If you only wish to run specific datasets, you can modify the datasets and dataset_args parameters in the above configuration, for example:

datasets=[
    # 'math_500',  # Dataset name
    'gpqa_diamond',
    'aime24'
],
dataset_args={ # Built-in support in EvalScope, no need to specify dataset ID
    'math_500': {'few_shot_num': 0 } ,
    'gpqa_diamond': {'few_shot_num': 0},
    'aime24': {'few_shot_num': 0}
},

Other available datasets include gsm8k, aime25, etc. For details, refer to the Supported Datasets.

Visualizing Evaluation Results#

EvalScope supports result visualization, allowing you to view the model’s specific outputs.

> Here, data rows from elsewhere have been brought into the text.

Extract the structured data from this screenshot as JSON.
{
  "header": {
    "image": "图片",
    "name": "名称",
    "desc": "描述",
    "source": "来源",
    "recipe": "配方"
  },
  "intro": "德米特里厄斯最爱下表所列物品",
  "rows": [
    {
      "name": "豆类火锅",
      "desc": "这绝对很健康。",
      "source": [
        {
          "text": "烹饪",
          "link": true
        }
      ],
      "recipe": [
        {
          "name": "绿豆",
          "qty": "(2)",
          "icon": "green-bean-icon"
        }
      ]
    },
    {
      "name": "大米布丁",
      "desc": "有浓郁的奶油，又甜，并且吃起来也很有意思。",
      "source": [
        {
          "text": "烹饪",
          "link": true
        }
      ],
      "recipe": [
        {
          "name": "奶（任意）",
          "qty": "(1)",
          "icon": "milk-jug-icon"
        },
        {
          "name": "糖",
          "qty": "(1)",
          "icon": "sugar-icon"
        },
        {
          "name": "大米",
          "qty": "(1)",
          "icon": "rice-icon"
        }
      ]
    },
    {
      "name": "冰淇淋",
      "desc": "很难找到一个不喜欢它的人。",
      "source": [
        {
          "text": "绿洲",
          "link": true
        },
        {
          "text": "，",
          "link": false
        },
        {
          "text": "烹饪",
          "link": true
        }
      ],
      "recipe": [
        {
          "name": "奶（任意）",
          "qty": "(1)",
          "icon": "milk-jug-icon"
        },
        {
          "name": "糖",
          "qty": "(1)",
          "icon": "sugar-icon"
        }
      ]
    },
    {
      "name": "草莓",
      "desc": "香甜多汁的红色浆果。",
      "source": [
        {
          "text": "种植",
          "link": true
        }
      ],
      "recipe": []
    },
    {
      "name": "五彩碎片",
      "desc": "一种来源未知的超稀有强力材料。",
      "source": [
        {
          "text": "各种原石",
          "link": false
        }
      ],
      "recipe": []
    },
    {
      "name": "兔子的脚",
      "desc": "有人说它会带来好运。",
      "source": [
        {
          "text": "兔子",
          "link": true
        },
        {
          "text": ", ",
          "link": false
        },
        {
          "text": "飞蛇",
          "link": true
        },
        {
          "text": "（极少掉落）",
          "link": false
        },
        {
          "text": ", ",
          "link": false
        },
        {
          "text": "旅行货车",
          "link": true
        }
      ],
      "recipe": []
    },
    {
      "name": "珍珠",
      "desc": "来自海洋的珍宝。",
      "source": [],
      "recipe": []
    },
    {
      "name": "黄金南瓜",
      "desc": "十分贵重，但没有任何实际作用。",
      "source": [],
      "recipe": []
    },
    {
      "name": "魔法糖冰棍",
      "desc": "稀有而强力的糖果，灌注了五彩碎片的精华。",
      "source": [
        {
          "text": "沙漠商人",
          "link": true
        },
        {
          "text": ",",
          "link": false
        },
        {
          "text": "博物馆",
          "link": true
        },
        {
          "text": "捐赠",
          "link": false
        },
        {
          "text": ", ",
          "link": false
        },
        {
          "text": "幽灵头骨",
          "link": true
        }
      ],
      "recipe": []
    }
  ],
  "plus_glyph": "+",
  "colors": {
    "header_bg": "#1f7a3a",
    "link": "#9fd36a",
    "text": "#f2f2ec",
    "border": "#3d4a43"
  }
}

Run the following command to launch the visualization interface:

evalscope service

The terminal will output the following link content:

* Running on local URL:  http://0.0.0.0:7860

Click the link to see the visualization interface. You need to select the evaluation report and then click load:

alt text

Additionally, by selecting the corresponding sub-dataset, you can also view the model’s output and check whether the output is correct (or if there are issues with answer matching):

alt text

Tips#

💡 Here are some “pitfalls” that may be encountered during evaluation:

Model Generation Configuration:
- Setting max_tokens: Ensure that max_tokens is set to a large value (usually above 8000). If set too low, the model may be truncated before outputting a complete answer.
- Setting the number of replies n: In this evaluation, the number of replies generated per request n is set to 5, while in the R1 report, it was 64. Readers can adjust this parameter according to their needs to balance evaluation speed and result diversity.
- Setting stream: The stream parameter should be set to True to prevent the model from timing out while generating long answers.
Dataset Prompt Template Settings:
- The prompt template used in this article follows the recommended settings from the R1 report: “Please reason step by step, and put your final answer within \boxed{}.”; simultaneously, no system prompt was set. Ensuring the correctness of the prompt template is crucial for generating expected results.
- When evaluating reasoning models, it is advisable to set a 0-shot configuration; overly complex prompts or few-shot examples may degrade model performance.
Parsing and Matching Generated Answers:
- We reused the parsing method from the Qwen-Math project, which is based on rules for answer parsing. However, this rule-based parsing might lead to matching errors, slightly affecting the reported metrics. It is recommended to utilize the evaluation result visualization feature to check for any discrepancies in parsing results.

Conclusion#

Through this process, developers can effectively evaluate the performance of R1 models across multiple mathematical and scientific reasoning datasets, allowing for an objective assessment of specific model performances and collectively advancing the development and application of R1 models.